In my third awakening experience, I felt an explosion of life force, energy, and bliss arising from within my presence in a constant eruption, with a deep, deep knowing that this was my Self. There was utter and total certainty that this energy, light, bliss and self-recognition was myself. The knowledge was unshakable. Because of the simultaneous presence of visual light, bliss, a sense of profound grace, self-acceptance, surrender, and love, I call this Christ or Krishna Consciousness. This is the complete opposite of my second awakening stated in the previous paragraph.
In the second awakening I identified with the untouchable absolute witness just observing Consciousness. In the third awakening, I became the explosion of the light force, of Turiya, Satchitananda, Consciousness on steroids. And I found this awakening far more powerful, riveting, and “enlightening” than either my first or second awakening recognized by Robert Adams.
However, exploring Nisargadatta’s works, one reads his first book, Self-Knowledge and Self-Realization, and finds that he is a true Bhakta, filled with love, devotion, and divine energies, and experiences Krishna Consciousness. In fact he talks about Satchitananda and the constant feeling of bliss, surrender to his group, love of his guru, and love of that basic life in a state which he calls the child Consciousness.

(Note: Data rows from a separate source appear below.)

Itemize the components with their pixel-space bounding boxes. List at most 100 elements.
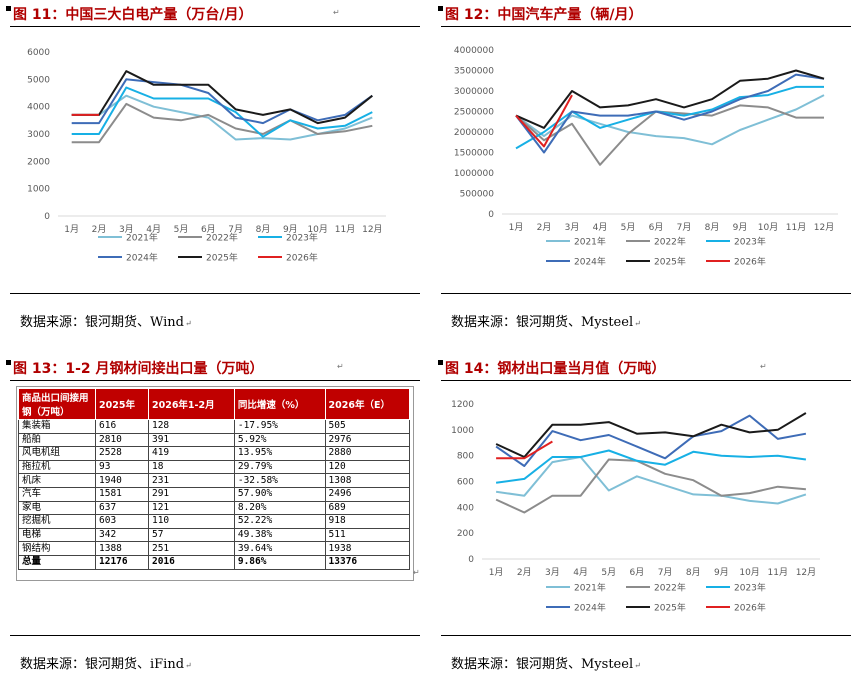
table-cell: 5.92% [233,432,326,448]
header-cell: 同比增速（%） [233,388,326,420]
x-tick-label: 9月 [283,224,298,235]
table-cell: 93 [95,459,149,475]
paragraph-mark-icon: ↵ [337,362,344,371]
table-cell: 电梯 [18,527,96,543]
table-cell: 风电机组 [18,446,96,461]
y-tick-label: 0 [44,212,50,222]
bullet-square-icon [438,360,443,365]
chart12-svg: 4000000 3500000 3000000 2500000 2000000 15000… [454,46,838,268]
table-cell: 13.95% [233,446,326,461]
table-cell: 拖拉机 [18,459,96,475]
x-tick-label: 7月 [658,567,673,578]
x-tick-label: 5月 [174,224,189,235]
series-line-2025年 [515,69,825,129]
title-rule [10,380,420,381]
series-line-2022年 [495,458,806,514]
title-rule [10,26,420,27]
chart11-svg: 6000 5000 4000 3000 2000 1000 0 1月 2月 3月 4月 5月 6月 7月 8… [27,48,386,264]
table-cell: 汽车 [18,486,96,502]
paragraph-mark-icon: ↵ [413,568,420,577]
x-tick-label: 12月 [362,224,382,235]
table-cell: 2880 [324,446,411,461]
table-total-row: 总量 12176 2016 9.86% 13376 [18,554,411,570]
x-tick-label: 5月 [601,567,616,578]
table-row: 风电机组 2528 419 13.95% 2880 [18,446,411,461]
table-row: 集装箱 616 128 -17.95% 505 [18,419,411,434]
x-tick-label: 7月 [228,224,243,235]
legend-label: 2025年 [654,256,686,268]
table-cell: 52.22% [233,514,326,529]
title-rule [441,380,851,381]
table-row: 机床 1940 231 -32.58% 1308 [18,473,411,488]
title-rule [441,26,851,27]
table-cell: 9.86% [233,554,326,570]
y-tick-label: 600 [457,478,474,488]
x-tick-label: 3月 [545,567,560,578]
table-cell: 49.38% [233,527,326,543]
table-cell: 1308 [324,473,411,488]
chart12-title: 图 12：中国汽车产量（辆/月） [438,4,642,24]
series-line-2022年 [71,102,373,144]
x-tick-label: 8月 [256,224,271,235]
header-cell: 2025年 [95,388,149,420]
table-cell: 机床 [18,473,96,488]
header-cell: 商品出口间接用钢（万吨） [18,388,96,420]
x-tick-label: 11月 [768,567,788,578]
x-tick-label: 12月 [796,567,816,578]
series-line-2024年 [515,73,825,154]
table-cell: 2528 [95,446,149,461]
y-tick-label: 1000 [451,426,474,436]
y-tick-label: 5000 [27,75,50,85]
table-cell: 1940 [95,473,149,488]
table-cell: 637 [95,500,149,516]
y-tick-label: 2500000 [454,108,494,118]
y-tick-label: 0 [468,555,474,565]
x-tick-label: 9月 [714,567,729,578]
x-tick-label: 3月 [119,224,134,235]
x-tick-label: 11月 [786,222,806,233]
x-tick-label: 2月 [517,567,532,578]
header-cell: 2026年（E） [324,388,411,420]
x-tick-label: 10月 [307,224,327,235]
y-tick-label: 2000 [27,157,50,167]
series-line-2026年 [515,94,573,148]
legend-label: 2021年 [574,236,606,248]
table-cell: 13376 [324,554,411,570]
table-cell: 29.79% [233,459,326,475]
table-row: 挖掘机 603 110 52.22% 918 [18,514,411,529]
table-cell: 291 [147,486,235,502]
table-row: 汽车 1581 291 57.90% 2496 [18,486,411,502]
chart11-title: 图 11：中国三大白电产量（万台/月） [6,4,252,24]
legend-label: 2026年 [734,256,766,268]
x-tick-label: 9月 [733,222,748,233]
table-cell: 12176 [95,554,149,570]
y-tick-label: 4000000 [454,46,494,56]
table-cell: 110 [147,514,235,529]
x-tick-label: 6月 [630,567,645,578]
bullet-square-icon [6,6,11,11]
x-tick-label: 8月 [686,567,701,578]
table-cell: 1938 [324,541,411,556]
table-cell: 128 [147,419,235,434]
x-tick-label: 12月 [814,222,834,233]
series-line-2025年 [495,412,807,458]
y-tick-label: 800 [457,452,474,462]
legend-label: 2021年 [126,232,158,244]
x-tick-label: 10月 [739,567,759,578]
y-tick-label: 500000 [460,190,495,200]
figure-rule [441,635,851,636]
table-cell: 2496 [324,486,411,502]
y-tick-label: 3000 [27,130,50,140]
legend-label: 2023年 [734,582,766,594]
table-cell: 391 [147,432,235,448]
y-tick-label: 400 [457,503,474,513]
table-row: 家电 637 121 8.20% 689 [18,500,411,516]
table-cell: 918 [324,514,411,529]
chart14-svg: 1200 1000 800 600 400 200 0 1月 2月 3月 4月 5月 6月 7月 8月 9月 1… [451,400,820,614]
table-cell: 8.20% [233,500,326,516]
x-tick-label: 6月 [649,222,664,233]
chart14-source: 数据来源：银河期货、Mysteel↵ [451,657,641,672]
bullet-square-icon [6,360,11,365]
x-tick-label: 8月 [705,222,720,233]
y-tick-label: 3500000 [454,67,494,77]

Thus it may well be that Nisargadatta originally experienced the same awakening as Ramana to the life force, to Turiya with all of his attention fixated on it, and eventually it disappeared, and his identification was no longer with Consciousness, but more and more with the absolute experienced as a profound conviction (apprehension). He did strongly feel the lessening of his own life force along with the severe pain of his cancer, and practically begged Consciousness to leave him. Not so Ramana.

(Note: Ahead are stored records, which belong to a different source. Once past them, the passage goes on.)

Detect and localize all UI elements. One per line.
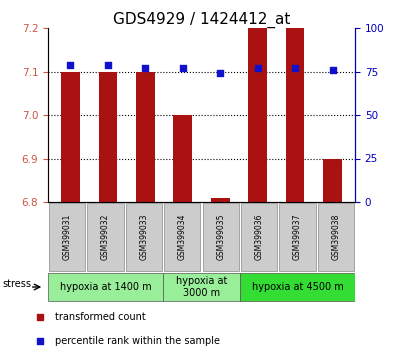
Bar <box>286 28 305 202</box>
Bar <box>136 72 155 202</box>
Bar <box>203 204 239 270</box>
Point <box>67 62 73 67</box>
Text: GSM399038: GSM399038 <box>331 214 340 260</box>
Text: GSM399032: GSM399032 <box>101 214 110 260</box>
Bar <box>98 72 117 202</box>
Title: GDS4929 / 1424412_at: GDS4929 / 1424412_at <box>113 12 290 28</box>
Point <box>217 70 224 76</box>
Bar <box>164 273 239 301</box>
Point <box>329 67 336 73</box>
Text: hypoxia at 4500 m: hypoxia at 4500 m <box>252 282 343 292</box>
Bar <box>49 204 85 270</box>
Text: GSM399036: GSM399036 <box>254 214 263 260</box>
Point <box>254 65 261 71</box>
Bar <box>48 273 163 301</box>
Bar <box>173 115 192 202</box>
Point <box>180 65 186 71</box>
Text: GSM399031: GSM399031 <box>63 214 71 260</box>
Text: hypoxia at 1400 m: hypoxia at 1400 m <box>60 282 151 292</box>
Bar <box>240 273 355 301</box>
Bar <box>318 204 354 270</box>
Point <box>292 65 298 71</box>
Text: GSM399033: GSM399033 <box>139 214 149 260</box>
Text: GSM399037: GSM399037 <box>293 214 302 260</box>
Text: stress: stress <box>2 279 31 289</box>
Bar <box>88 204 124 270</box>
Bar <box>248 28 267 202</box>
Bar <box>323 159 342 202</box>
Point <box>36 338 43 344</box>
Text: percentile rank within the sample: percentile rank within the sample <box>55 336 220 346</box>
Bar <box>211 198 229 202</box>
Bar <box>126 204 162 270</box>
Bar <box>279 204 316 270</box>
Point <box>105 62 111 67</box>
Bar <box>61 72 80 202</box>
Text: transformed count: transformed count <box>55 312 146 321</box>
Point <box>142 65 149 71</box>
Point <box>36 314 43 319</box>
Bar <box>241 204 277 270</box>
Text: hypoxia at
3000 m: hypoxia at 3000 m <box>176 276 227 298</box>
Text: GSM399034: GSM399034 <box>178 214 187 260</box>
Bar <box>164 204 200 270</box>
Text: GSM399035: GSM399035 <box>216 214 225 260</box>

This may be the case, or it may be the case that Nisargadatta was just tired of life in the world and chose to begin to ignore Consciousness and the happenings in Consciousness, and cleaved to the conviction/apprehension of That which knew the coming and going of Consciousness which was prior to Consciousness, and which was immortal.
I am telling you about the consciousness. In my true state, if I had been aware of consciousness at the moment the body formation was taking place, I would have rejected it. But at that highest state such knowledge is not there and this body formation and consciousness are both spontaneous.
For me, I think I have come to express in my own teachings the primacy of Ramana’s saying YES to Consciousness and the life force, as opposed to Nisargadatta more or less dismissing Consciousness and fading away into the noumena, into the hypothetical subject beyond Consciousness.
For me, the constant burning explosive awareness that runs through my sense of presence and my body is so powerful, so commanding and inviting at the same time, that my previous existence up until two years ago, and which included 15 years of awakening in a Nisargadatta style, was all just a dream.
Only now when I burn and explode with life energies, my body is acutely attentive to everything, my sense of presence fills my body and the space around me with a different kind of knowing, a knowing through the heart directly rather than through the mind and the brain. To me this is true awakening peace that passeth all understanding, far beyond the (almost unbearable/almost annoying) bliss.